Kellogg, 58, has been chief financial officer since 2007 and played a major role in executing the company’s merger with Schering-Plough. He will work closely with Davis through the transition and will oversee the closing and reporting of Merck’s first-quarter earnings on April 29.
“Peter leaves Merck a stronger company, better positioned to deliver long-term value to our shareholders,” Frazier said.
Merck did not say exactly why Kellogg was stepping down, only divulging in an e-mail to FOX Business that he is proud of his accomplishments at Merck and "excited to open the next chapter of his professional life."
However, Merck has been struggling to stem slowing sales in recent quarters, particularly amid competition from new generics.
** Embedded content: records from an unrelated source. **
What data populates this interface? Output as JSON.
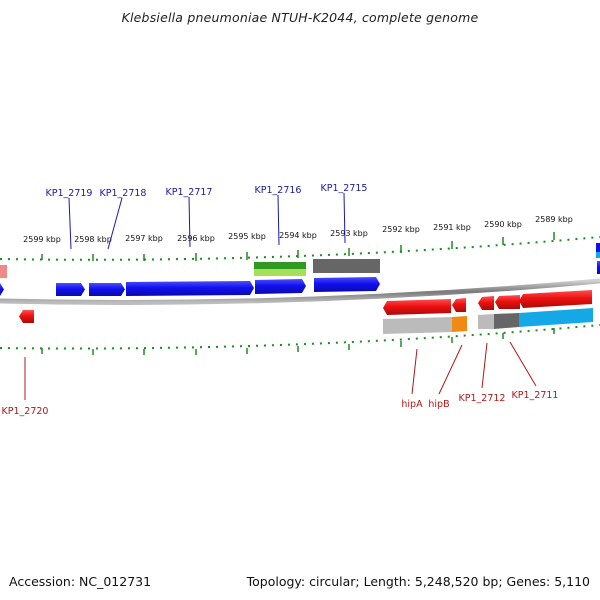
{
  "title": "Klebsiella pneumoniae NTUH-K2044, complete genome",
  "footer": {
    "accession": "Accession: NC_012731",
    "summary": "Topology: circular; Length: 5,248,520 bp; Genes: 5,110"
  },
  "ruler": {
    "labels": [
      "2599 kbp",
      "2598 kbp",
      "2597 kbp",
      "2596 kbp",
      "2595 kbp",
      "2594 kbp",
      "2593 kbp",
      "2592 kbp",
      "2591 kbp",
      "2590 kbp",
      "2589 kbp"
    ]
  },
  "gene_labels": {
    "forward": [
      "KP1_2719",
      "KP1_2718",
      "KP1_2717",
      "KP1_2716",
      "KP1_2715"
    ],
    "reverse": [
      "KP1_2720",
      "hipA",
      "hipB",
      "KP1_2712",
      "KP1_2711"
    ]
  },
  "colors": {
    "forward_gene": "#1111ee",
    "reverse_gene": "#ee1111",
    "forward_label": "#1a1aa8",
    "reverse_label": "#b01818",
    "tick": "#228822",
    "backbone": "#888888",
    "feature_gray": "#666666",
    "feature_light_gray": "#bbbbbb",
    "feature_green": "#2f9a1f",
    "feature_light_green": "#a6e05a",
    "feature_orange": "#f08a12",
    "feature_cyan": "#14a8e6",
    "feature_pink": "#f08888"
  }
}
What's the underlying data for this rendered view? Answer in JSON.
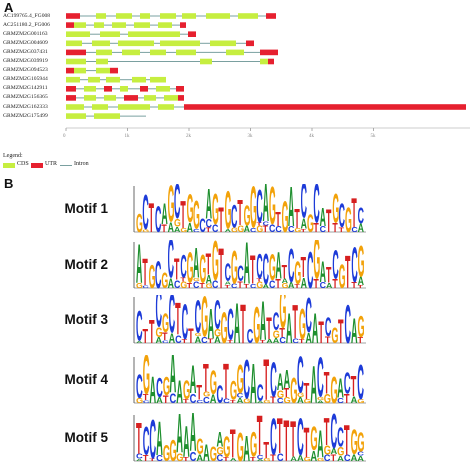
{
  "panel_a": {
    "label": "A",
    "genes": [
      "AC199765.4_FG008",
      "AC251180.2_FG006",
      "GRMZM2G001163",
      "GRMZM2G004609",
      "GRMZM2G037431",
      "GRMZM2G039919",
      "GRMZM2G094523",
      "GRMZM2G105944",
      "GRMZM2G142911",
      "GRMZM2G156365",
      "GRMZM2G162333",
      "GRMZM2G175499"
    ],
    "axis_ticks": [
      "0",
      "1k",
      "2k",
      "3k",
      "4k",
      "5k"
    ],
    "legend": {
      "title": "Legend:",
      "items": [
        {
          "label": "CDS",
          "color": "#c6ee40"
        },
        {
          "label": "UTR",
          "color": "#e6202f"
        },
        {
          "label": "Intron",
          "color": "#7aa0a0"
        }
      ]
    }
  },
  "panel_b": {
    "label": "B",
    "motifs": [
      {
        "name": "Motif 1",
        "seq": "GCTCAGCTGGCAGTGCTGGCAGTGATCGCATGCGTC"
      },
      {
        "name": "Motif 2",
        "seq": "ATGCGCTCGAGTGTCGCATCCGATCGTCGATCGTCG"
      },
      {
        "name": "Motif 3",
        "seq": "CTTCGCTCTCGACGCATCGATCGATGCATCGTCAG"
      },
      {
        "name": "Motif 4",
        "seq": "CGACGAAGATTGCTGGCACTCAAGCTACTGACTC"
      },
      {
        "name": "Motif 5",
        "seq": "TCCAGGAAAGAGAGTGAGTTCTTTCTGATCCTGG"
      }
    ],
    "nucleotide_colors": {
      "A": "#1e8f2e",
      "C": "#1d3bd8",
      "G": "#f2a20a",
      "T": "#d61f1f"
    }
  }
}
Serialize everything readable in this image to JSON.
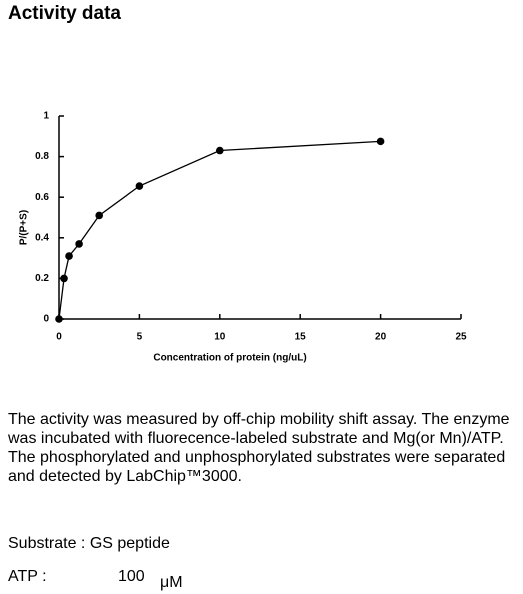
{
  "heading": "Activity data",
  "chart_data": {
    "type": "line",
    "x_label": "Concentration of protein (ng/uL)",
    "y_label": "P/(P+S)",
    "x": [
      0,
      0.3125,
      0.625,
      1.25,
      2.5,
      5,
      10,
      20
    ],
    "values": [
      0,
      0.2,
      0.31,
      0.37,
      0.51,
      0.655,
      0.83,
      0.875
    ],
    "color": "#000000",
    "xlim": [
      0,
      25
    ],
    "xticks": [
      0,
      5,
      10,
      15,
      20,
      25
    ],
    "ylim": [
      0,
      1
    ],
    "yticks": [
      0,
      0.2,
      0.4,
      0.6,
      0.8,
      1
    ]
  },
  "description": "The activity was measured by off-chip mobility shift assay. The enzyme was incubated with fluorecence-labeled  substrate and Mg(or Mn)/ATP. The phosphorylated and unphosphorylated substrates were separated and detected by LabChip™3000.",
  "substrate": "Substrate : GS peptide",
  "atp": {
    "label": "ATP :",
    "value": "100",
    "unit": "μM"
  }
}
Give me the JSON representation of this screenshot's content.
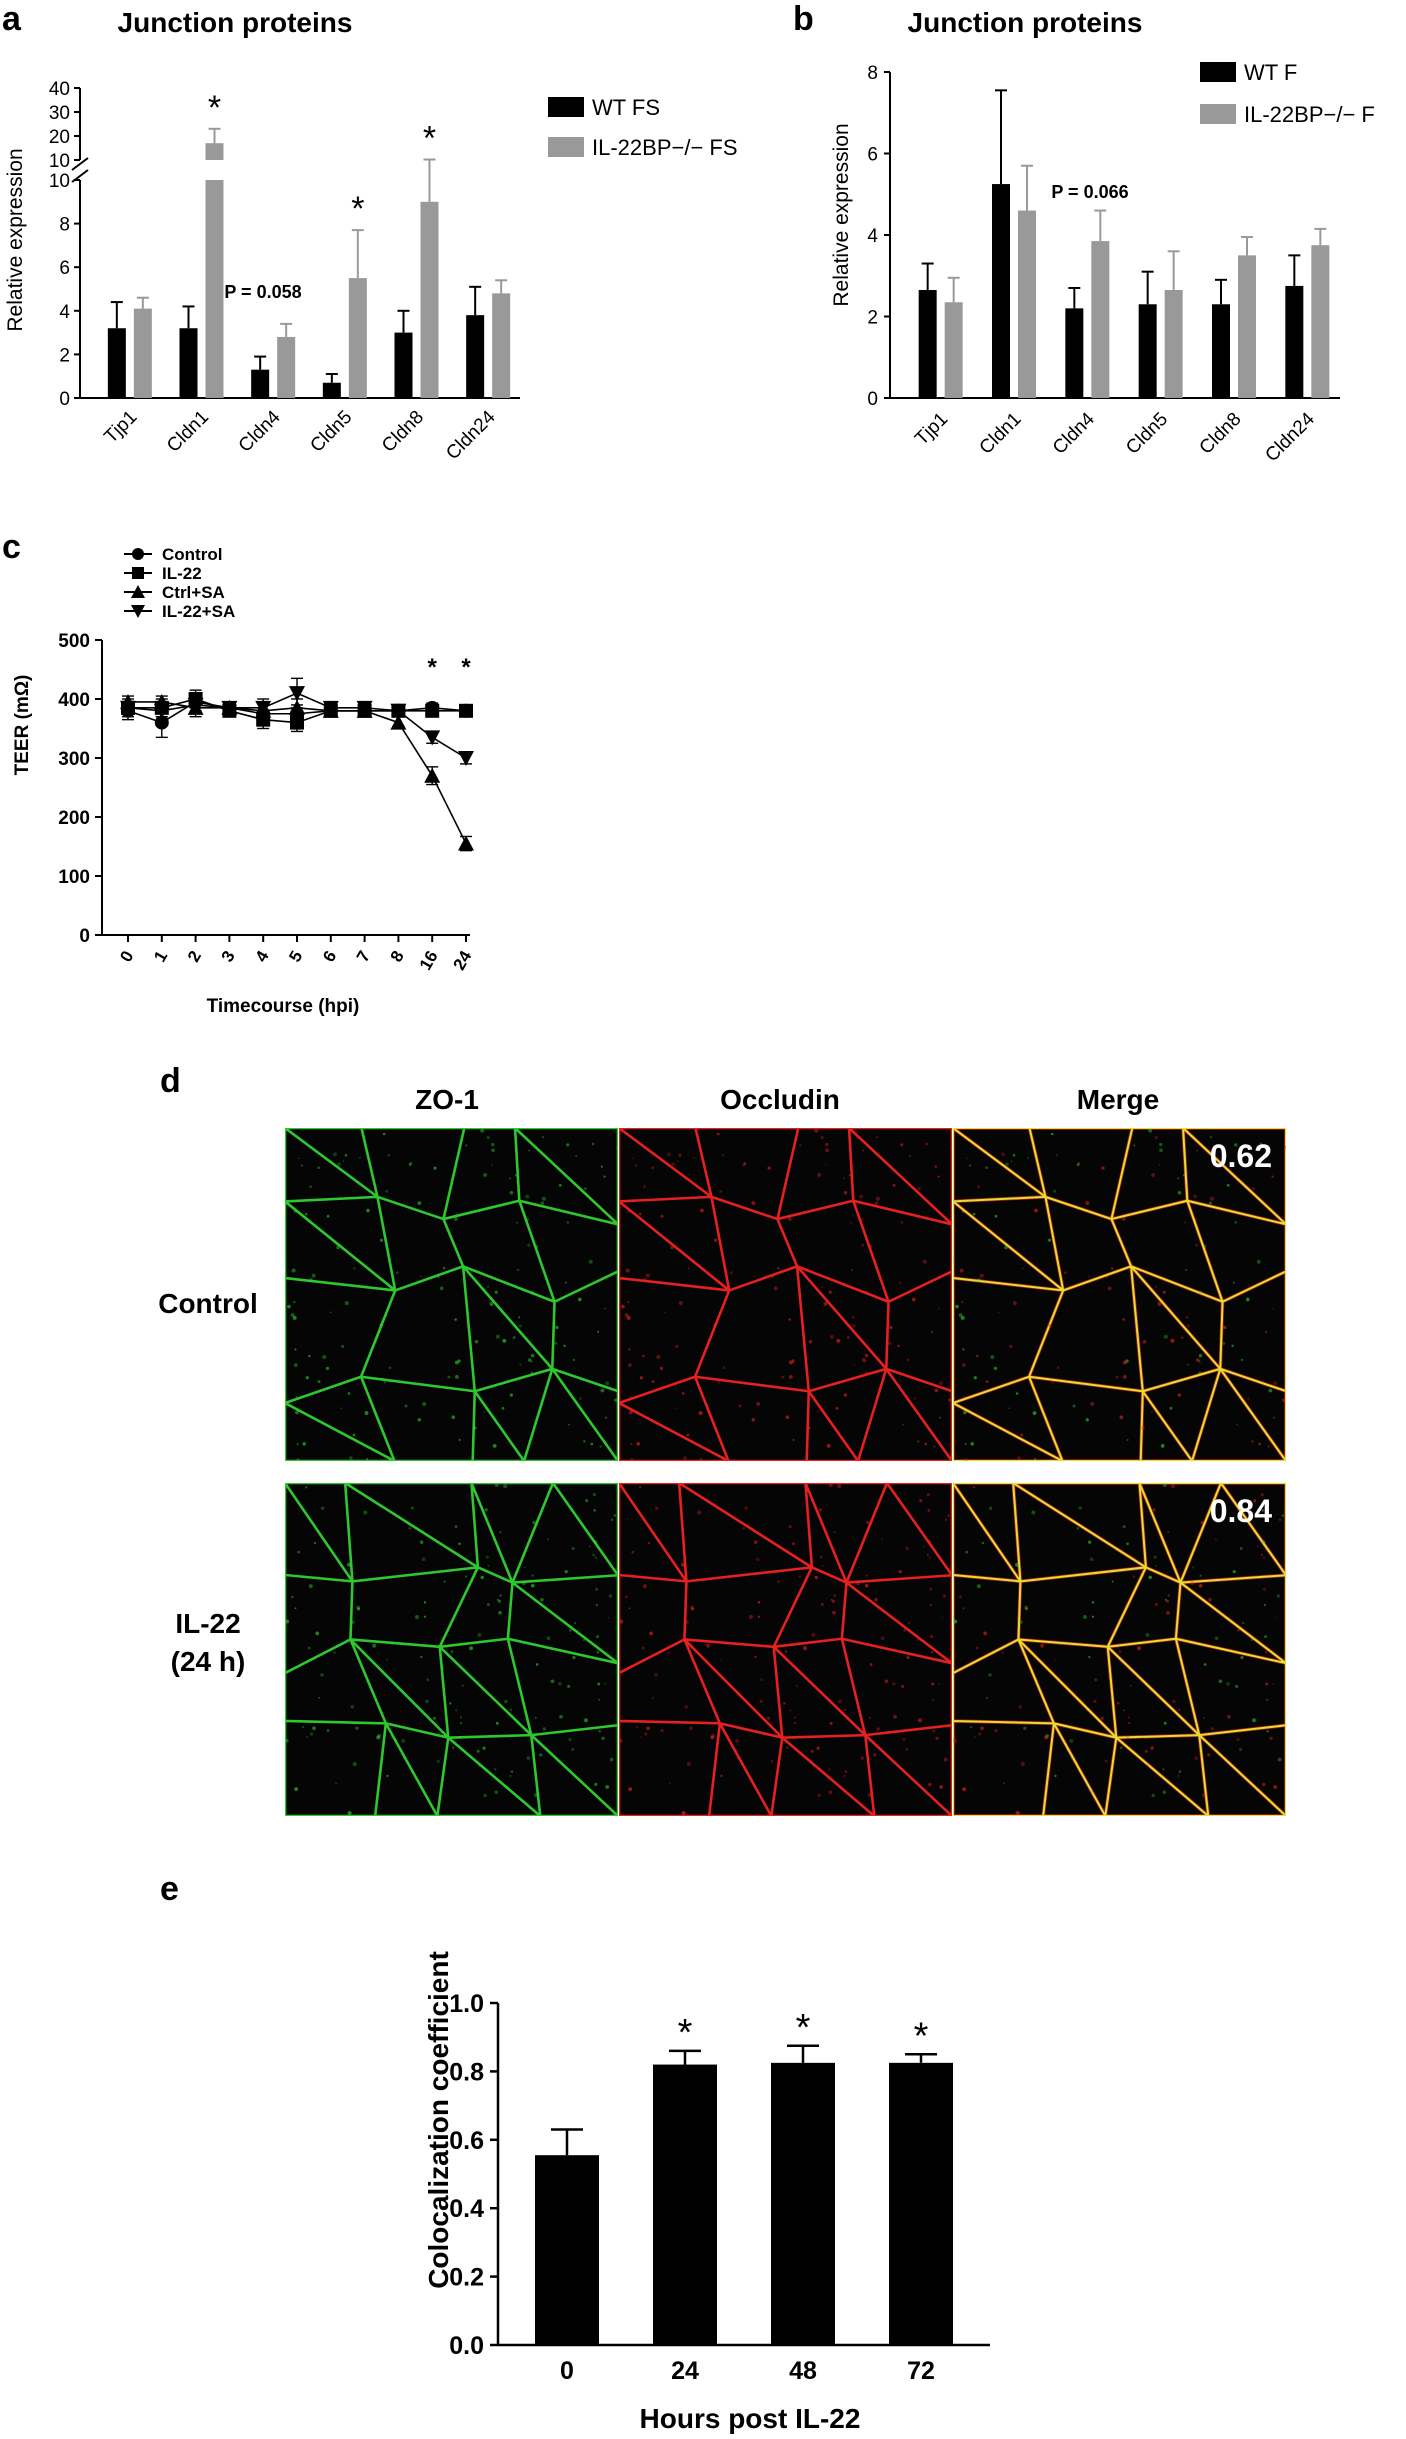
{
  "panels": {
    "a": {
      "letter": "a",
      "chart_data": {
        "type": "bar",
        "title": "Junction proteins",
        "ylabel": "Relative expression",
        "categories": [
          "Tjp1",
          "Cldn1",
          "Cldn4",
          "Cldn5",
          "Cldn8",
          "Cldn24"
        ],
        "series": [
          {
            "name": "WT FS",
            "color": "#000000",
            "values": [
              3.2,
              3.2,
              1.3,
              0.7,
              3.0,
              3.8
            ],
            "errors": [
              1.2,
              1.0,
              0.6,
              0.4,
              1.0,
              1.3
            ]
          },
          {
            "name": "IL-22BP−/− FS",
            "color": "#999999",
            "values": [
              4.1,
              17.0,
              2.8,
              5.5,
              9.0,
              4.8
            ],
            "errors": [
              0.5,
              6.0,
              0.6,
              2.2,
              1.2,
              0.6
            ]
          }
        ],
        "ylim_lower": [
          0,
          10
        ],
        "ylim_upper": [
          10,
          40
        ],
        "yticks_lower": [
          "0",
          "2",
          "4",
          "6",
          "8",
          "10"
        ],
        "yticks_upper": [
          "10",
          "20",
          "30",
          "40"
        ],
        "broken_axis": true,
        "significance": [
          "",
          "*",
          "",
          "*",
          "*",
          ""
        ],
        "annotation": {
          "category": "Cldn4",
          "text": "P = 0.058"
        },
        "legend_position": "top-right"
      }
    },
    "b": {
      "letter": "b",
      "chart_data": {
        "type": "bar",
        "title": "Junction proteins",
        "ylabel": "Relative expression",
        "categories": [
          "Tjp1",
          "Cldn1",
          "Cldn4",
          "Cldn5",
          "Cldn8",
          "Cldn24"
        ],
        "series": [
          {
            "name": "WT F",
            "color": "#000000",
            "values": [
              2.65,
              5.25,
              2.2,
              2.3,
              2.3,
              2.75
            ],
            "errors": [
              0.65,
              2.3,
              0.5,
              0.8,
              0.6,
              0.75
            ]
          },
          {
            "name": "IL-22BP−/− F",
            "color": "#999999",
            "values": [
              2.35,
              4.6,
              3.85,
              2.65,
              3.5,
              3.75
            ],
            "errors": [
              0.6,
              1.1,
              0.75,
              0.95,
              0.45,
              0.4
            ]
          }
        ],
        "ylim": [
          0,
          8
        ],
        "yticks": [
          "0",
          "2",
          "4",
          "6",
          "8"
        ],
        "annotation": {
          "category": "Cldn4",
          "text": "P = 0.066"
        },
        "legend_position": "top-right"
      }
    },
    "c": {
      "letter": "c",
      "chart_data": {
        "type": "line",
        "xlabel": "Timecourse (hpi)",
        "ylabel": "TEER (mΩ)",
        "categories": [
          "0",
          "1",
          "2",
          "3",
          "4",
          "5",
          "6",
          "7",
          "8",
          "16",
          "24"
        ],
        "ylim": [
          0,
          500
        ],
        "yticks": [
          "0",
          "100",
          "200",
          "300",
          "400",
          "500"
        ],
        "series": [
          {
            "name": "Control",
            "marker": "circle",
            "values": [
              380,
              360,
              395,
              385,
              375,
              375,
              380,
              380,
              380,
              385,
              380
            ],
            "errors": [
              15,
              25,
              15,
              10,
              20,
              15,
              10,
              10,
              10,
              8,
              10
            ]
          },
          {
            "name": "IL-22",
            "marker": "square",
            "values": [
              385,
              385,
              400,
              380,
              365,
              360,
              380,
              380,
              380,
              380,
              380
            ],
            "errors": [
              15,
              15,
              15,
              10,
              15,
              15,
              10,
              10,
              10,
              8,
              10
            ]
          },
          {
            "name": "Ctrl+SA",
            "marker": "triangle-up",
            "values": [
              395,
              395,
              385,
              385,
              380,
              385,
              380,
              380,
              360,
              270,
              155
            ],
            "errors": [
              10,
              10,
              15,
              10,
              15,
              15,
              10,
              10,
              10,
              15,
              12
            ]
          },
          {
            "name": "IL-22+SA",
            "marker": "triangle-down",
            "values": [
              385,
              380,
              390,
              385,
              385,
              410,
              385,
              385,
              380,
              335,
              300
            ],
            "errors": [
              10,
              10,
              15,
              10,
              15,
              25,
              10,
              10,
              10,
              10,
              10
            ]
          }
        ],
        "significance": [
          "",
          "",
          "",
          "",
          "",
          "",
          "",
          "",
          "",
          "*",
          "*"
        ],
        "legend_position": "top-left"
      }
    },
    "d": {
      "letter": "d",
      "column_titles": [
        "ZO-1",
        "Occludin",
        "Merge"
      ],
      "rows": [
        {
          "label_line1": "Control",
          "label_line2": "",
          "coefficient": "0.62"
        },
        {
          "label_line1": "IL-22",
          "label_line2": "(24 h)",
          "coefficient": "0.84"
        }
      ],
      "channel_colors": {
        "zo1": "#33dd33",
        "occludin": "#ff2222",
        "merge": "#ddee33"
      }
    },
    "e": {
      "letter": "e",
      "chart_data": {
        "type": "bar",
        "xlabel": "Hours post IL-22",
        "ylabel": "Colocalization coefficient",
        "categories": [
          "0",
          "24",
          "48",
          "72"
        ],
        "values": [
          0.555,
          0.82,
          0.825,
          0.825
        ],
        "errors": [
          0.075,
          0.04,
          0.05,
          0.025
        ],
        "ylim": [
          0,
          1.0
        ],
        "yticks": [
          "0.0",
          "0.2",
          "0.4",
          "0.6",
          "0.8",
          "1.0"
        ],
        "significance": [
          "",
          "*",
          "*",
          "*"
        ],
        "color": "#000000"
      }
    }
  }
}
Shares of Whitehouse Station, N.J.-based Merck, which makes Januvia, Singulair and Gardasil, were down 0.77% to $55.58 in recent trader. They are up 26% in the last 12 months.
Merck axed 8,500 jobs in October in a cost-cutting move as it looks to lower annual operating costs by as much as $2.5 billion. In February, the company posted weaker-than-expected sales and projected below-consensus full-year earnings.
Meanwhile, Baxter on Thursday announced a plan to split into two separate companies.